Location: Los Angeles, CA
Re: Star Trek: The Next Generation Blu-ray Audio Issues

Scotty wrote: View Post
Maxwell Everett wrote: View Post
A poster over at Blu-ray.com has noticed a new problem with the DD 2.0 audio on "Encounter at Farpoint."

I just checked my discs as well and I can essentially corroborate what he's saying. The DD 2.0 track of "Encounter at Farpoint" is stereo, but no longer encoded for Dolby Surround, and thus the various Dolby Pro Logic decode settings (PL, PLII, PLIIX, etc.) do not function. "The Naked Now" is also affected, but it appears that it NEVER WAS encoded for Dolby Surround, as "The Naked Now" on my original disc one also has non-existent surround information... or at least it is incredibly faint. When I disconnect my center channel speaker, I can just barely hear sound coming from the other speakers... but I have to put my ear directly against the speaker to hear it -- so as far as I'm concerned, it's non-existent.

"Farpoint" was fine on the original disc one (except for the delay issue!)... but now it seems after trying to correct the delay issues, they caused another problem.

So again, hang onto the Next Level sampler disc, as it still contains the definitive version of the pilot.
I'm sorry but people are getting too nitpicky now. A DD2.0 track should be stereo, and you should only be using two speakers while listening to it. If the original poster wants surround sound,, he should switch to the 7.1 track.
You can label it as nitpicky -- but the fact remains that the episode had matrix-encoded sound on the 2.0 track on the Next Level sampler AND the original (first release) disc one... and now it doesn't.

"Dolby Surround/Pro Logic is based on basic matrix technology.
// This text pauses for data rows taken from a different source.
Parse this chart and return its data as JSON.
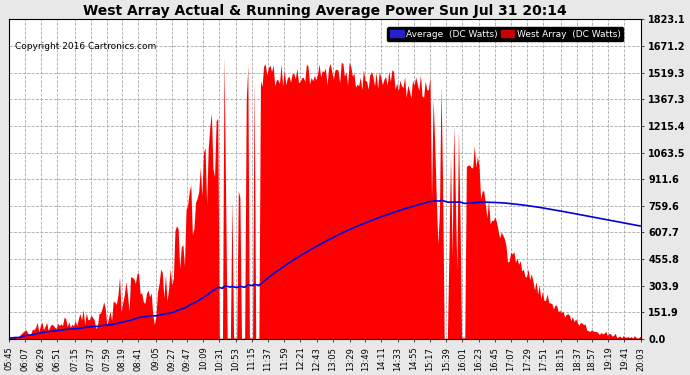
{
  "title": "West Array Actual & Running Average Power Sun Jul 31 20:14",
  "copyright": "Copyright 2016 Cartronics.com",
  "y_ticks": [
    0.0,
    151.9,
    303.9,
    455.8,
    607.7,
    759.6,
    911.6,
    1063.5,
    1215.4,
    1367.3,
    1519.3,
    1671.2,
    1823.1
  ],
  "y_max": 1823.1,
  "background_color": "#e8e8e8",
  "plot_bg_color": "#ffffff",
  "grid_color": "#aaaaaa",
  "red_color": "#ff0000",
  "blue_color": "#0000dd",
  "legend_avg_bg": "#2222cc",
  "legend_west_bg": "#cc0000",
  "x_labels": [
    "05:45",
    "06:07",
    "06:29",
    "06:51",
    "07:15",
    "07:37",
    "07:59",
    "08:19",
    "08:41",
    "09:05",
    "09:27",
    "09:47",
    "10:09",
    "10:31",
    "10:53",
    "11:15",
    "11:37",
    "11:59",
    "12:21",
    "12:43",
    "13:05",
    "13:29",
    "13:49",
    "14:11",
    "14:33",
    "14:55",
    "15:17",
    "15:39",
    "16:01",
    "16:23",
    "16:45",
    "17:07",
    "17:29",
    "17:51",
    "18:15",
    "18:37",
    "18:57",
    "19:19",
    "19:41",
    "20:03"
  ]
}
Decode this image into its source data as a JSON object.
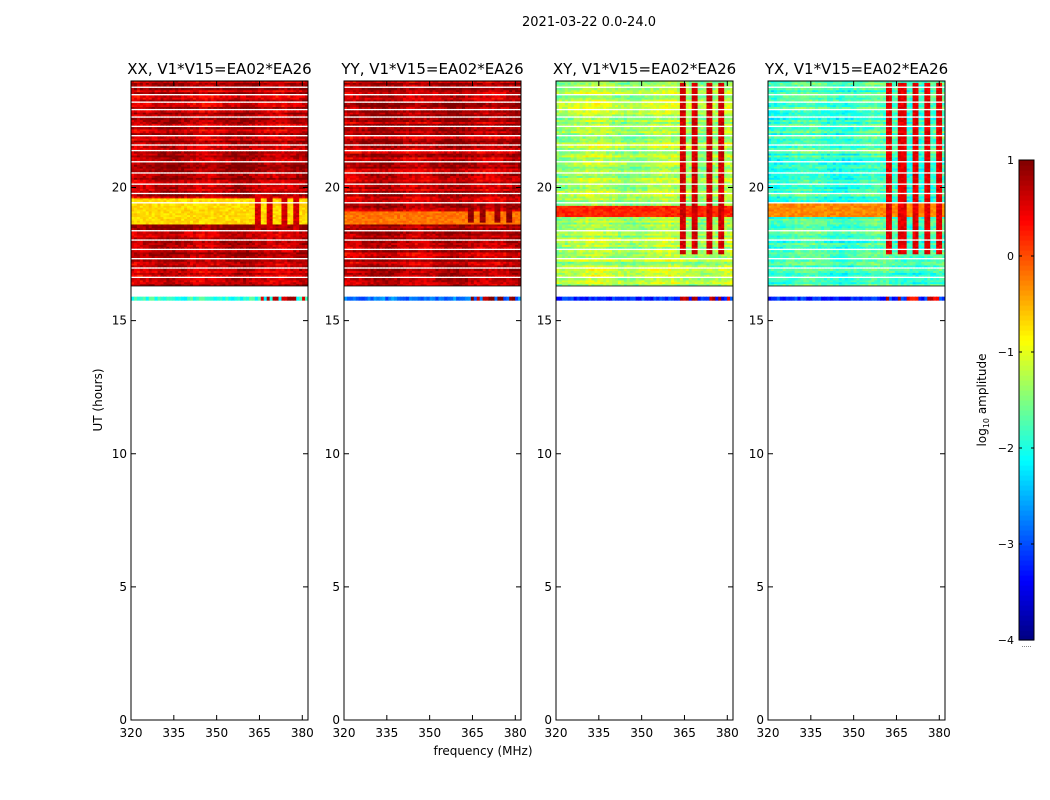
{
  "figure_title": "2021-03-22 0.0-24.0",
  "shared": {
    "xlabel": "frequency (MHz)",
    "ylabel": "UT (hours)",
    "xticks": [
      320,
      335,
      350,
      365,
      380
    ],
    "yticks": [
      0,
      5,
      10,
      15,
      20
    ],
    "xlim": [
      320,
      382
    ],
    "ylim": [
      0,
      24
    ]
  },
  "colorbar": {
    "label_main": "log",
    "label_sub": "10",
    "label_tail": " amplitude",
    "ticks": [
      "1",
      "0",
      "−1",
      "−2",
      "−3",
      "−4"
    ],
    "tick_values": [
      1,
      0,
      -1,
      -2,
      -3,
      -4
    ],
    "vmin": -4,
    "vmax": 1,
    "colormap": "jet",
    "footer_dots": "....."
  },
  "chart_data": [
    {
      "type": "heatmap",
      "title": "XX, V1*V15=EA02*EA26",
      "x_range_mhz": [
        320,
        382
      ],
      "data_ut_range_hours": [
        15.7,
        24.0
      ],
      "no_data_ut_range_hours": [
        0,
        15.7
      ],
      "typical_log10_amplitude": 0.7,
      "scan_band_ut_hours": [
        15.75,
        15.9
      ],
      "scan_band_log10_amplitude": -1.9,
      "rfi_band_mhz": [
        363,
        380
      ],
      "rfi_ut_hours": [
        17.8,
        19.8
      ],
      "rfi_log10_amplitude": 0.6,
      "low_feature_ut_hours": [
        18.6,
        19.6
      ],
      "low_feature_log10_amplitude": -0.7
    },
    {
      "type": "heatmap",
      "title": "YY, V1*V15=EA02*EA26",
      "x_range_mhz": [
        320,
        382
      ],
      "data_ut_range_hours": [
        15.7,
        24.0
      ],
      "no_data_ut_range_hours": [
        0,
        15.7
      ],
      "typical_log10_amplitude": 0.7,
      "scan_band_ut_hours": [
        15.75,
        15.9
      ],
      "scan_band_log10_amplitude": -2.8,
      "rfi_band_mhz": [
        363,
        380
      ],
      "rfi_ut_hours": [
        18.7,
        19.4
      ],
      "rfi_log10_amplitude": 0.9,
      "low_feature_ut_hours": [
        18.6,
        19.1
      ],
      "low_feature_log10_amplitude": -0.2
    },
    {
      "type": "heatmap",
      "title": "XY, V1*V15=EA02*EA26",
      "x_range_mhz": [
        320,
        382
      ],
      "data_ut_range_hours": [
        15.7,
        24.0
      ],
      "no_data_ut_range_hours": [
        0,
        15.7
      ],
      "typical_log10_amplitude": -1.3,
      "scan_band_ut_hours": [
        15.75,
        15.9
      ],
      "scan_band_log10_amplitude": -3.2,
      "rfi_band_mhz": [
        363,
        380
      ],
      "rfi_ut_hours": [
        17.5,
        23.9
      ],
      "rfi_log10_amplitude": 0.6,
      "low_feature_ut_hours": [
        18.9,
        19.3
      ],
      "low_feature_log10_amplitude": 0.2
    },
    {
      "type": "heatmap",
      "title": "YX, V1*V15=EA02*EA26",
      "x_range_mhz": [
        320,
        382
      ],
      "data_ut_range_hours": [
        15.7,
        24.0
      ],
      "no_data_ut_range_hours": [
        0,
        15.7
      ],
      "typical_log10_amplitude": -1.8,
      "scan_band_ut_hours": [
        15.75,
        15.9
      ],
      "scan_band_log10_amplitude": -3.2,
      "rfi_band_mhz": [
        361,
        380
      ],
      "rfi_ut_hours": [
        17.5,
        23.9
      ],
      "rfi_log10_amplitude": 0.5,
      "low_feature_ut_hours": [
        18.9,
        19.4
      ],
      "low_feature_log10_amplitude": -0.3
    }
  ]
}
When a Dolby Surround soundtrack is created, four channels of sound are matrix-encoded into an ordinary stereo (two channel) sound track. The centre channel is encoded by placing it equally in the left and right channels; the rear channel is encoded using phase shift techniques, typically an out of phase stereo mixdown. A Pro Logic decoder/processor "unfolds" the sound into the original 4.0 surround—left and right, center, and a single limited frequency-range (7 kHz low-pass filtered[1]) mono rear channel—while systems lacking the decoder play back the audio as standard stereo."